ARTICLE

Financial Literacy for Kids: Why It Matters and How to Teach It

By Ali Morgan, founder of Jonomor

Financial literacy is the ability to understand and effectively use financial skills — budgeting, saving, investing, and understanding how money works. It is not taught in the vast majority of American public schools. Children graduate high school knowing how to solve quadratic equations but not how to balance a checkbook, understand compound interest, or evaluate whether a purchase is an asset or a liability.

This is a failure of the system, not of the children. And it is a failure that compounds over time. A child who does not learn how money works by age twelve will spend decades making financial decisions without the foundation to make them well.

What Financial Literacy Looks Like at Age Six

At age six, financial literacy starts with the most basic question: what is money? Money is a tool for trading. Before money existed, people bartered — they traded goods directly. Money makes trading easier because everyone agrees it has value. A six-year-old can understand this if you explain it with concrete examples: you give the store five dollars, the store gives you a toy. The five dollars is a tool for trading.

From there, the concepts build: coins and bills are types of money. A credit card is not free money — it is borrowed money that must be paid back. Saving means keeping money for later instead of spending it now. These are the building blocks that every child should have before they enter second grade.

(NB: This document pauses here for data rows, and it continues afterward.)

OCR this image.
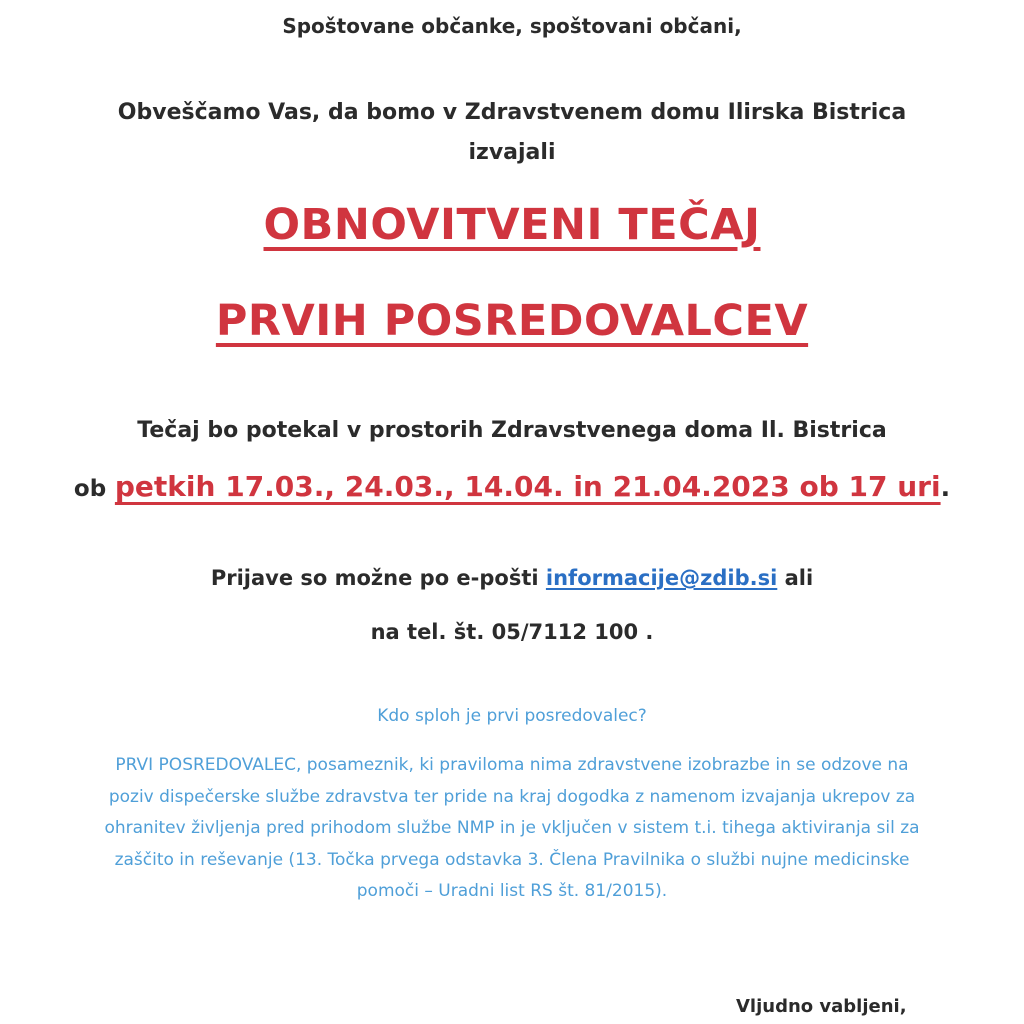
Spoštovane občanke, spoštovani občani,
Obveščamo Vas, da bomo v Zdravstvenem domu Ilirska Bistrica
izvajali
OBNOVITVENI TEČAJ
PRVIH POSREDOVALCEV
Tečaj bo potekal v prostorih Zdravstvenega doma Il. Bistrica
ob petkih 17.03., 24.03., 14.04. in 21.04.2023 ob 17 uri.
Prijave so možne po e-pošti informacije@zdib.si ali
na tel. št. 05/7112 100 .
Kdo sploh je prvi posredovalec?
PRVI POSREDOVALEC, posameznik, ki praviloma nima zdravstvene izobrazbe in se odzove na poziv dispečerske službe zdravstva ter pride na kraj dogodka z namenom izvajanja ukrepov za ohranitev življenja pred prihodom službe NMP in je vključen v sistem t.i. tihega aktiviranja sil za zaščito in reševanje (13. Točka prvega odstavka 3. Člena Pravilnika o službi nujne medicinske pomoči – Uradni list RS št. 81/2015).
Vljudno vabljeni,
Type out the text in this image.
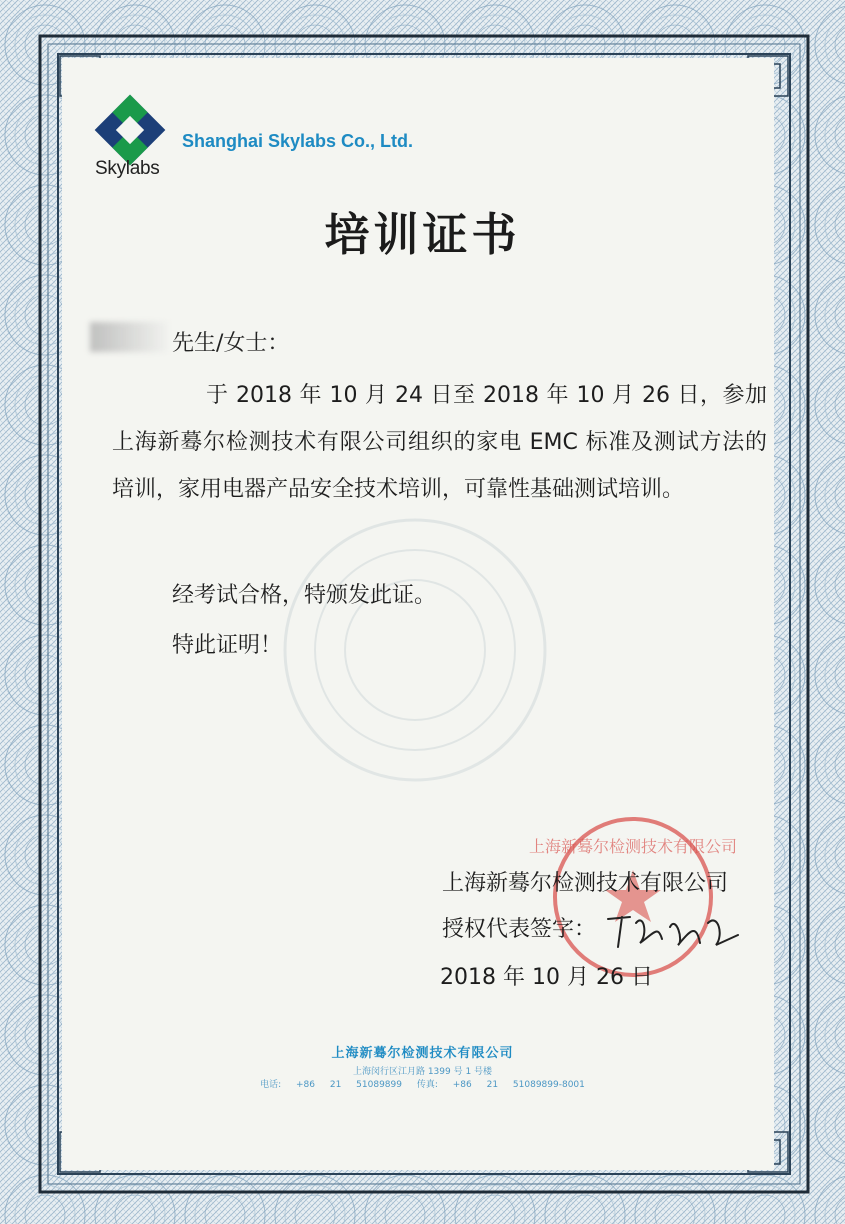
Skylabs
Shanghai Skylabs Co., Ltd.
培训证书
先生/女士：

于 2018 年 10 月 24 日至 2018 年 10 月 26 日，参加上海新蓦尔检测技术有限公司组织的家电 EMC 标准及测试方法的培训，家用电器产品安全技术培训，可靠性基础测试培训。

经考试合格，特颁发此证。
特此证明！
上海新蓦尔检测技术有限公司
上海新蓦尔检测技术有限公司
授权代表签字：
2018 年 10 月 26 日
上海新蓦尔检测技术有限公司
上海闵行区江月路 1399 号 1 号楼
电话: +86 21 51089899 传真: +86 21 51089899-8001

What Financial Literacy Looks Like at Age Nine

By age nine, a child can understand budgeting, the difference between needs and wants, how businesses make money, and the basics of compound interest. The AI tutor inside Evenfield teaches these concepts using real-world scenarios: "You have twenty dollars. List three things you could do with it. Which choice is smartest and why?"

The goal is not to make children into accountants. The goal is to build a mindset: money is a tool you control. Every financial decision has consequences. The earlier a child internalizes this, the better equipped they are for adulthood.

How Evenfield Teaches Financial Literacy

Financial literacy is one of sixteen subjects in the Evenfield curriculum. It is taught once per week across a 36-week school year, totaling 36 structured lessons per age group. Each lesson has a learning objective, lesson content, guided questions for the instructor, an activity, and an assessment. The AI tutor delivers the lesson conversationally, adapting to each student's responses in real time.

The curriculum connects financial literacy to entrepreneurship — because understanding money is inseparable from understanding how value is created. Every financial concept is taught through the lens of ownership: money is a tool you use, not something that happens to you.